BOOK REVIEW | "ELEVEN RINGS: THE SOUL OF SUCCESS" BY PHIL JACKSON AND HUGH DELEHANTY
photo & text by nacrowe
no doubt there was a healthy bit of mischief involved when NBA coaching legend PHIL JACKSON (or the publisher) decided to entitle his book regarding leadership philosophy ELEVEN RINGS: THE SOUL OF SUCCESS (PENGUIN, 2014). its funny because ironically the championship hardware was never the point of his process, more just the fortunate outcome of a successful realigning of egos within his massively talented set of rosters over the years.
and i think that point is missed in the greater discussion of JACKSON. sure, he had transcendent stars like MICHAEL JORDAN and KOBE BRYANT along with supreme talents such as SCOTTIE PIPPEN, SHAQUILLE O'NEAL, DENNIS RODMAN, PAU GASOL and others. but BASKETBALL is a team sport and the focus of this book is how JACKSON went about creating a team that played like a cohesive tribe and not an assemblage of players. his unique gift was the ability to model and communicate an authentic sense of compassion and empathy upon his players, who in turn doted such on their fellow teammates. this provided a foundational mindset that helped establish in both CHICAGO and LOS ANGELES dynasties built upon a shared sense of common purpose and interdependence.
raised in a strict pentecostal household in NORTH DAKOTA by two parents who were fervent ministers, JACKSON shed the religiosity aspects of his upbringing but not the curiosity to explore alternative spiritual practices, rituals and ideas including that of BUDDHIST and NATIVE AMERICAN traditions. this would prove instrumental in his leadership approach.
the culture around the NBA is pretty good analogue for AMERICAN culture in general in that there is an intense, out-of-proportion celebration of the individual with lip-service allocated to more essential notions of group collaboration or teamwork. you can see this in the insatiable appetite for gossip and clickbait within our digital culture and a total utter dearth of basic understanding of notions of civic duty and responsibility. maybe it is a generational thing, but the emphasis in the NBA, much like in the broader culture since the 1980s has been squarely on me as opposed to we. i would argue that this focus on group dynamics seems very in keeping with the mission of his parents, albeit to secular ends.

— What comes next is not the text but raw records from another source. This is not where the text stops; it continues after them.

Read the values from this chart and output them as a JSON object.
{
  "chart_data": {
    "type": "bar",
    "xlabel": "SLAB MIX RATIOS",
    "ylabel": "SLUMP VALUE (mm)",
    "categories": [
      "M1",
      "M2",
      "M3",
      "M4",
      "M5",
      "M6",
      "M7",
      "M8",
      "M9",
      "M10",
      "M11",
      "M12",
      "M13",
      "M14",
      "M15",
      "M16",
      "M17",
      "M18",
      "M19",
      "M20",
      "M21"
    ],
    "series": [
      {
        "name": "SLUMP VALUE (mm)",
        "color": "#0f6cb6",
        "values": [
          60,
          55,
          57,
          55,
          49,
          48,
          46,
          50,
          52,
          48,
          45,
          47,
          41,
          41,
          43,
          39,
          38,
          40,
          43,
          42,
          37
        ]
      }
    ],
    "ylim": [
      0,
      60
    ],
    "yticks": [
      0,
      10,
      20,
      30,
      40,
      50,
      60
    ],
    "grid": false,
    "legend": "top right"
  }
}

his method is less about the techniques and more about the mindset he was trying to engender in his players. that mindset was transforming them into a selfless, ego-less whole who used the fluidity of the TRIANGLE OFFENSE to suss out weaknesses in the their opponents defense and exploit it as a single entity. he was attempting to get them to play as a single unit, not a collection of players seeking to increase their stats (and thus future paydays). it is an approach that is antithetical to the marketing and popular influence of the NBA. JORDAN is celebrated for his individual achievements and records, as seen in his ubiquitous endorsement deals, movies, apparel, documentaries that still hold a firm grip on the AMERICAN psyche nearly two decades later, but his real achievement was one of self-sacrifice to the team concept. not just him, all his teammates tirelessly focused on improving weaknesses in their team identity at the expense of satiating those of the sycophants (agents, fans, partners, family, etc) that no doubt had their ear at the time. the fact that JORDAN recognized the structural benefit of self-sacrifice and playing with intention not ego is a testament to his greatness as a competitor, ironically.
by submitting the wants of their individual egos to the collective needs of the team, the CHICAGO BULLS as well as the LAKERS succeeded in winning multiple titles under JACKSON. this success, again, is not the focus of the book. instead the very BUDDHIST notion of being present and controlling your thoughts and actions now in this moment is the key to success. winning is just an outcome, but being able to appreciate the fluidity of life and not being caught up in the disappointments of the past or anticipatory anxiety about the future frees one to be present and be truly awake and able to tackle problems as they arise in the present. and BASKETBALL is nothing but a set of problems arising that need to be settled within a group construct. a group synchronized with a sense of intention to adapt effectively as a cohesive unit. compelling stuff.
what is also interesting is how this book ends. JACKSON accepts a job with the NEW YORK KNICKS as president of BASKETBALL operations with the goal of transforming the culture along the precepts outlined in this book. of course with hindsight this endeavor was destined to be a failure as owner JAMES DOLAN has no appetite for a cultural shift and his entire operation is the very embodiment of futility, nepotism and everything that is wrong with AMERICAN culture and capitalism writ large. but it was worth a shot. if anyone could pull it off it was JACKSON.